SCROLL TO CONTINUE WITH CONTENT
Aturan ini membikin bumi upaya kebingungan dan menimbulkan tebang pilih dalam pelaksanaannya. Beberapa ritel modern telah didatangi oleh petugas berseragam nan dikhawatirkan hanya mencari kesalahan nan diada-adakan. Selain itu, belum ada edukasi nan jelas dari Kementerian mengenai dalam pelaksanaannya di lapangan. Merespon perihal tersebut, Aprindo berencana mengusulkan judicial review terhadap pasal tersebut.
"Sampai saat ini belum ada perbincangan mengenai perihal itu, tiba-tiba (aturannya) sudah keluar. Salah satu langkah kami adalah judicial review, tapi kita lihat dulu apakah ada penyesuaian dalam peraturan pelaksananya nan berasal dari masukan pengusaha, terutama ritel," tambah Solihin.
Ketua Umum Himpunan Peritel dan Penyewa Pusat Perbelanjaan Indonesia (Hippindo), Budihardjo Iduansjah, menyebut pelaku upaya telah menjalankan patokan pengetatan penjualan rokok bagi anak di bawah umur 21 tahun, seperti peletakan rokok di belakang kasir. Namun, larangan penjualan dalam radius 200 meter justru dikhawatirkan bakal menyuburkan rokok ilegal.
"Jika rokok legal tidak ada dalam radius 200 meter dari sekolah, rokok terlarangan bisa dijual dengan cara-cara ilegal, jualan diam-diam, bakal ada orang nan tidak bayar pajak. Ini siapa nan bisa mengontrol?" kata Budihardjo.
Sementara, Ketua Gabungan Produsen Rokok Putih Indonesia (Gaprindo), Benny Wachjudi cemas sasaran pertumbuhan ekonomi dari Presiden Prabowo Subianto tidak berhasil.

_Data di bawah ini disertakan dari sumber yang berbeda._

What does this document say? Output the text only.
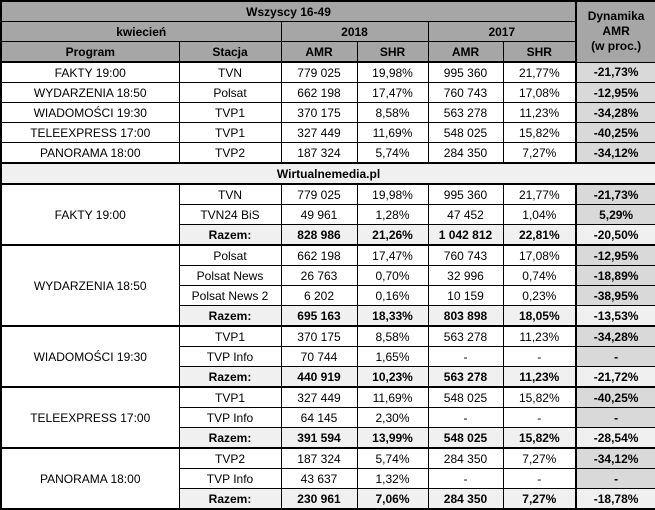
Wszyscy 16-49						Dynamika
AMR
(w proc.)

kwiecień		2018		2017		
Program	Stacja	AMR	SHR	AMR	SHR	
FAKTY 19:00	TVN	779 025	19,98%	995 360	21,77%	-21,73%
WYDARZENIA 18:50	Polsat	662 198	17,47%	760 743	17,08%	-12,95%
WIADOMOŚCI 19:30	TVP1	370 175	8,58%	563 278	11,23%	-34,28%
TELEEXPRESS 17:00	TVP1	327 449	11,69%	548 025	15,82%	-40,25%
PANORAMA 18:00	TVP2	187 324	5,74%	284 350	7,27%	-34,12%
Wirtualnemedia.pl						
FAKTY 19:00	TVN	779 025	19,98%	995 360	21,77%	-21,73%
	TVN24 BiS	49 961	1,28%	47 452	1,04%	5,29%
	Razem:	828 986	21,26%	1 042 812	22,81%	-20,50%
WYDARZENIA 18:50	Polsat	662 198	17,47%	760 743	17,08%	-12,95%
	Polsat News	26 763	0,70%	32 996	0,74%	-18,89%
	Polsat News 2	6 202	0,16%	10 159	0,23%	-38,95%
	Razem:	695 163	18,33%	803 898	18,05%	-13,53%
WIADOMOŚCI 19:30	TVP1	370 175	8,58%	563 278	11,23%	-34,28%
	TVP Info	70 744	1,65%	-	-	-
	Razem:	440 919	10,23%	563 278	11,23%	-21,72%
TELEEXPRESS 17:00	TVP1	327 449	11,69%	548 025	15,82%	-40,25%
	TVP Info	64 145	2,30%	-	-	-
	Razem:	391 594	13,99%	548 025	15,82%	-28,54%
PANORAMA 18:00	TVP2	187 324	5,74%	284 350	7,27%	-34,12%
	TVP Info	43 637	1,32%	-	-	-
	Razem:	230 961	7,06%	284 350	7,27%	-18,78%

"Aturan perlu mempertimbangkan ratusan ribu tenaga kerja nan terlibat, termasuk petani, pekerja dan sebagainya. Kemudian jangan lupa dengan kontribusi Cukai Hasil Tembakau sekitar lebih dari Rp 200 triliun per tahun," kata Benny.

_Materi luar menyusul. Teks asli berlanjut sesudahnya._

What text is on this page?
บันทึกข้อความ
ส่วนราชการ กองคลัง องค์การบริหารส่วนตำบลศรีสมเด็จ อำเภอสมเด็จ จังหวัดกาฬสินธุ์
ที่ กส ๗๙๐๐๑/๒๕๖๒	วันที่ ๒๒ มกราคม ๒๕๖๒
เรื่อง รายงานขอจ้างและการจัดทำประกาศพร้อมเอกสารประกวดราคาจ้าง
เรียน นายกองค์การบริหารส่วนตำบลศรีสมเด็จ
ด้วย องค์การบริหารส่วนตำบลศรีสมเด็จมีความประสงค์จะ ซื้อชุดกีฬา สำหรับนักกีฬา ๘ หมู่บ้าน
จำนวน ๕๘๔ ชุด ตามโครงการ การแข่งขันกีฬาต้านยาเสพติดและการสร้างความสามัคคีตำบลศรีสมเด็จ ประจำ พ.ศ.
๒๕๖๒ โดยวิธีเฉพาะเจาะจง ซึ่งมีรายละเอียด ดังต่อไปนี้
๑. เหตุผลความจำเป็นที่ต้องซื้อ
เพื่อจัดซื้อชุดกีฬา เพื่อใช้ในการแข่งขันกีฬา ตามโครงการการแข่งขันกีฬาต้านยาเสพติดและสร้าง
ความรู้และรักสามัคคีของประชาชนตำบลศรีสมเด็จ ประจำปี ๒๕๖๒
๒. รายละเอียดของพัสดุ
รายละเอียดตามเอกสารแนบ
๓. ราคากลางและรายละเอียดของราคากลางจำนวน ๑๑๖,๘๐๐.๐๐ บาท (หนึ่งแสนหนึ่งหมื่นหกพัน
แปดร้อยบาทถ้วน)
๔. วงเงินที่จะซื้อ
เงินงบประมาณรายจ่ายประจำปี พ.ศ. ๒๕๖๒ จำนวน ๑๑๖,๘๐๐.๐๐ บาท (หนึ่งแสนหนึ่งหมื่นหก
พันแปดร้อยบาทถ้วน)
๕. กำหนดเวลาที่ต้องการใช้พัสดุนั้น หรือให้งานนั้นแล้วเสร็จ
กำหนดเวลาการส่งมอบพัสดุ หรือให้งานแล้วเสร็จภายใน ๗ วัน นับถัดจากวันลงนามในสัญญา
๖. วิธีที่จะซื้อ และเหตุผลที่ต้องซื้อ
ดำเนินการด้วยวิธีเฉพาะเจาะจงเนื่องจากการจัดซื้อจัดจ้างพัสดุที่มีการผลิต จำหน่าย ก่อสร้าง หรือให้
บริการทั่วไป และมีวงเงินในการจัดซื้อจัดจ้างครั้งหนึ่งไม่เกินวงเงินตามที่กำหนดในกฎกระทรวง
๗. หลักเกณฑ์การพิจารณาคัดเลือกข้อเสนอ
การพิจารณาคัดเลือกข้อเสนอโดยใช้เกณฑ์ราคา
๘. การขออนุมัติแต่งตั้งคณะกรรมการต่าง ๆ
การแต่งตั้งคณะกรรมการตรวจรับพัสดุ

Benny menambahkan bahwa Indonesia mempunyai perbedaan dengan negara-negara lain lantaran mempunyai kebun, industri, dan pemerintah nan tetap memerlukan industri tembakau. "Rp 200 triliun bukan nilai nan sedikit. Jika industri tembakau dihilangkan begitu saja, ekonomi juga bakal turun. Kita mau mengejar pertumbuhan 8%, gimana mungkin kita mencapai sasaran tersebut? Khawatirnya, dengan aturan-aturan seperti ini, 50% dari sasaran pertumbuhan ekonomi juga tidak bakal tercapai jika industri tembakau dihilangkan pada saat ini," jelasnya.
Tertekannya industri tembakau sudah mulai terasa, sasaran pertumbuhan ekonomi 8% dikhawatirkan tidak tercapai. Padahal Presiden Prabowo telah menggaungkan perlunya deregulasi agar sasaran pertumbuhan ekonomi dapat tercapai. Regulasi larangan penjualan rokok dalam radius 200 meter dari satuan pendidikan dan tempat bermain anak menimbulkan ketidakpastian norma bagi pelaku usaha.

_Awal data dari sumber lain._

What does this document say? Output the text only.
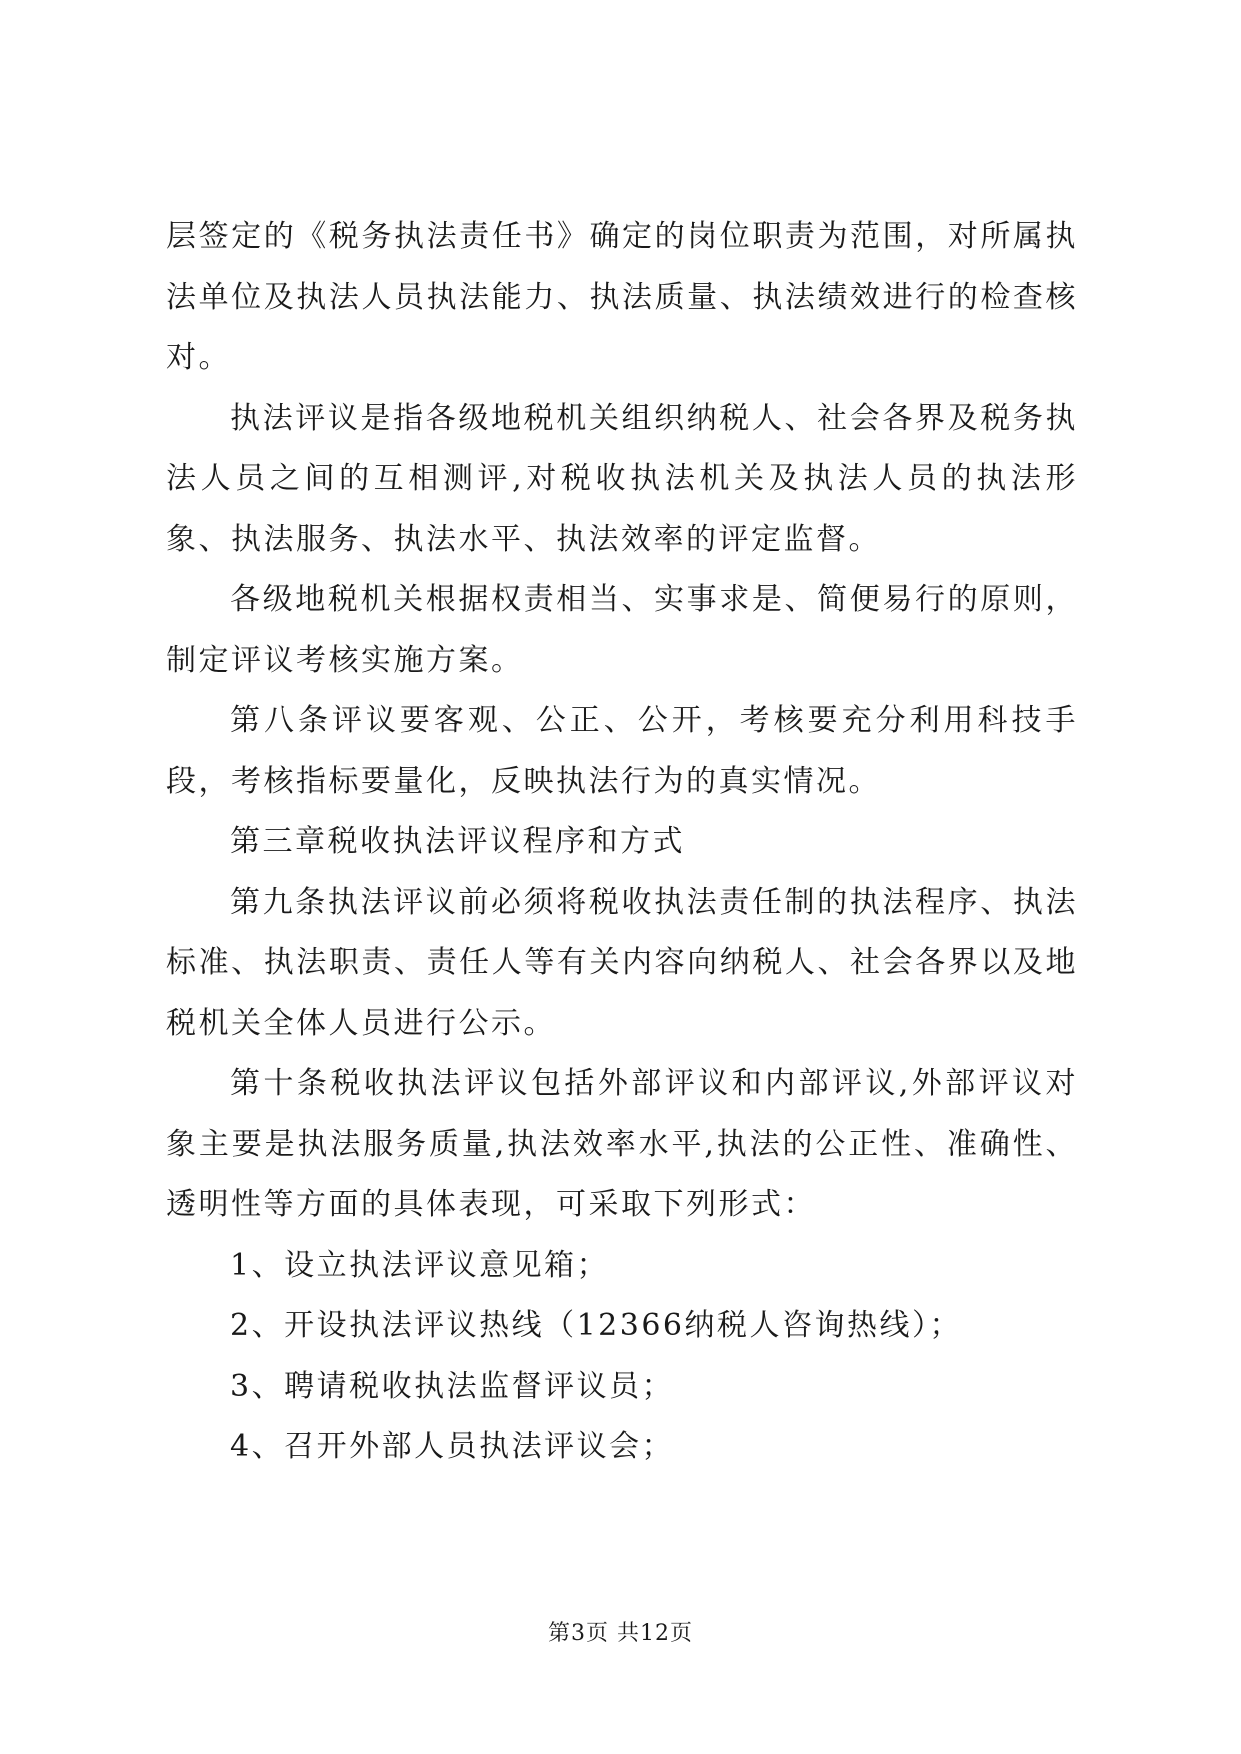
层签定的《税务执法责任书》确定的岗位职责为范围，对所属执法单位及执法人员执法能力、执法质量、执法绩效进行的检查核对。

执法评议是指各级地税机关组织纳税人、社会各界及税务执法人员之间的互相测评,对税收执法机关及执法人员的执法形象、执法服务、执法水平、执法效率的评定监督。

各级地税机关根据权责相当、实事求是、简便易行的原则，制定评议考核实施方案。

第八条评议要客观、公正、公开，考核要充分利用科技手段，考核指标要量化，反映执法行为的真实情况。

第三章税收执法评议程序和方式

第九条执法评议前必须将税收执法责任制的执法程序、执法标准、执法职责、责任人等有关内容向纳税人、社会各界以及地税机关全体人员进行公示。

第十条税收执法评议包括外部评议和内部评议,外部评议对象主要是执法服务质量,执法效率水平,执法的公正性、准确性、透明性等方面的具体表现，可采取下列形式：

1、设立执法评议意见箱；

2、开设执法评议热线（12366纳税人咨询热线）；

3、聘请税收执法监督评议员；

4、召开外部人员执法评议会；

第3页 共12页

"Ketentuannya dihilangkan bakal lebih pasti. Masalah sekarang ini tidak ada kepastian hukum. Hukumnya ada tapi tidak bisa diterapkan. Judicial review adalah langkah tepat. Gaprindo mendukung rencana judicial review lantaran akibat langsung terasa kepada pedagang. Jika pedagang terganggu, industri juga bakal terganggu," ujar Benny.